Avoid unnecessarily saving $lr on Thumb-1
Affects | Status | Importance | Assigned to | Milestone | |
---|---|---|---|---|---|
Linaro GCC |
Won't Fix
|
Wishlist
|
Michael Collison |
Bug Description
GCC produces sub-optimal code for ARM Thumb1 due to the limited range of the Thumb1 branch instruction.
The long story is that Thumb-1 branches have extremely limited range: O(256) bytes. The way we "solve" this is to use the branch-and-link instruction as a long branch.
Unfortunately we need to know register usage for reload to caluclate frame offsets, and this is way before we know how big all the instructions are. The current solution is to assume that any branch may be big.
Currently we have no way of fixing up out of range branches, so this estimare must be conservatively correct.
It may be able to do slightly better if we assume that we will never get more than say 10x code expansion between freezing frame offsets and final assembly.

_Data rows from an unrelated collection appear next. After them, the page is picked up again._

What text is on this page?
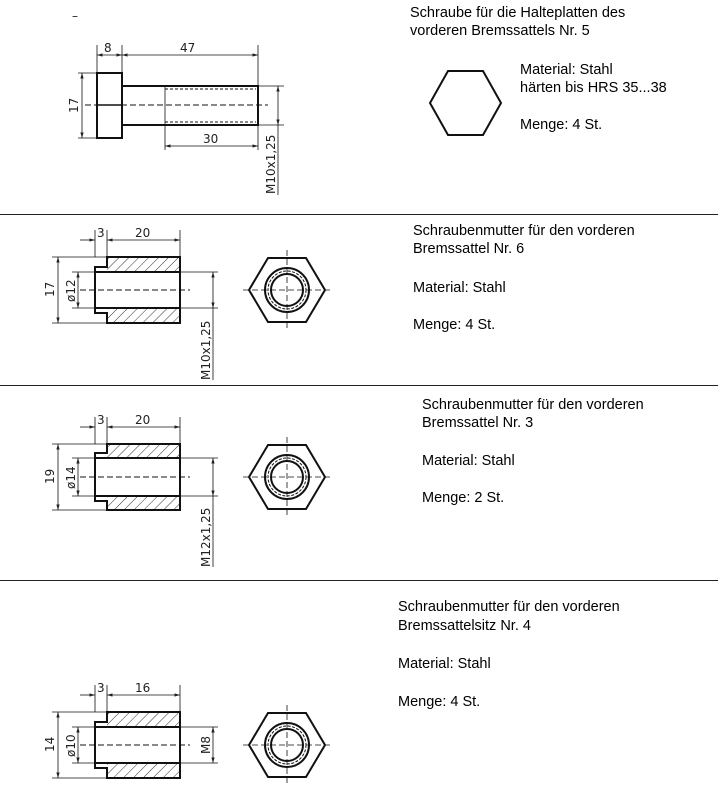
–
8	47
30
17
M10x1,25
3	20
17 ø12
M10x1,25
3	20
19 ø14
M12x1,25
3	16
14 ø10	M8
Schraube für die Halteplatten des
vorderen Bremssattels Nr. 5
Material: Stahl
härten bis HRS 35...38
Menge: 4 St.
Schraubenmutter für den vorderen
Bremssattel Nr. 6
Material: Stahl
Menge: 4 St.
Schraubenmutter für den vorderen
Bremssattel Nr. 3
Material: Stahl
Menge: 2 St.
Schraubenmutter für den vorderen
Bremssattelsitz Nr. 4
Material: Stahl
Menge: 4 St.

One possibility is to teach gcc how to generate branch islands within a function, chaining if necessary to extend the range. This would allow us to make a less conservative guess on branch ranges, and fixup out of range branches when LR is not saved. It may also have secondary code size benefits by allowing multiple long branches/calls to be chained using smaller instructions.
How to reproduce:
void foo(int *i) { if (*i>1) *i = 1; else *i = 2; }
With thumb2, all is well:
foo:
ldr r3, [r0, #0]
cmp r3, #1
ble .L2
movs r3, #1
str r3, [r0, #0]
bx lr
.L2:
movs r3, #2
str r3, [r0, #0]
bx lr
But, with thumb1, there's an unnecessary stack push of lr:
foo:
push {lr}
ldr r3, [r0]
cmp r3, #1
ble .L2
mov r3, #1
str r3, [r0]
.L4:
pop {r1}
bx r1
.L2:
mov r3, #2
str r3, [r0]
b .L4
[CodeSourcery Tracker ID #797]
Changed in gcc-linaro: | |
importance: | Undecided → Low |
tags: | added: armel toolchain |
tags: | added: speed task |
Is this just for tracking, or do we want to spend time improving Thumb-1 support?!